I can assure you – nothing is more stimulating like this kind of treatment for employer when you have an access to most critical services.

There is NO statistics on percentage of incidents caused by bad management treating employees like a trash. And we try to solve organizational problem technically, without any human interaction. Is this because we’re techno geeks lacking social skills or just because it’s more difficult and complex than to put web cams everywhere including restrooms?
At some point there can be ONLY trust. Imagine you’re on the operating table – how can you enforce security and be sure surgeon will do only permitted actions? There is no way, period. We’re giving very high rights to the surgeon, and we’re (society) also give very high responsibility.
Virtualization administrator with highest access is the very same surgeon operating on organization’s IT heart, sometimes while the heart still beats. So why we take a look on what admin is doing and not on how manager treats him / her?

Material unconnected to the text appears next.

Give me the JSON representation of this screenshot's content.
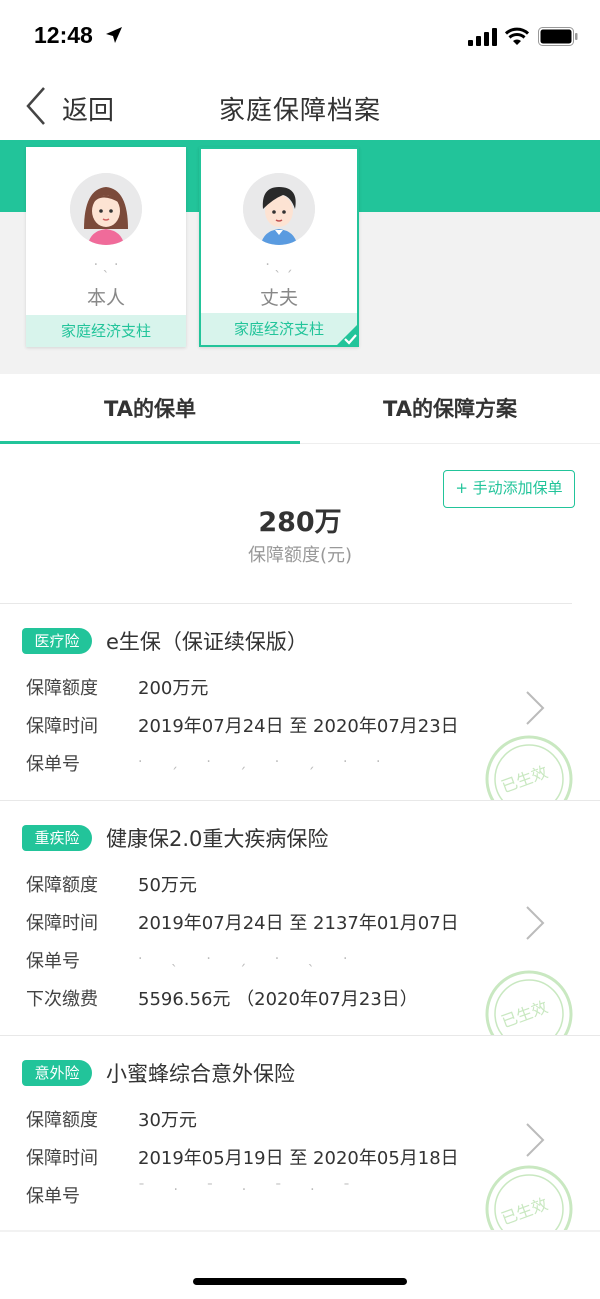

So, after years of experience and thoughts I see 2 basic rules of information security when we talk about these type 2 guys and gals with full access.

  1. Insider threat becomes VERY real when you treat your employees and colleagues as insiders and threat instead of people who help. When you see them as easily replaceable and expendable working units.
  2. Employee’s loyalty to company starts with company’s loyalty to employee.

We should solve organizational and administrative problems first, otherwise technical solutions will be useless. Or even they will even lower overall security.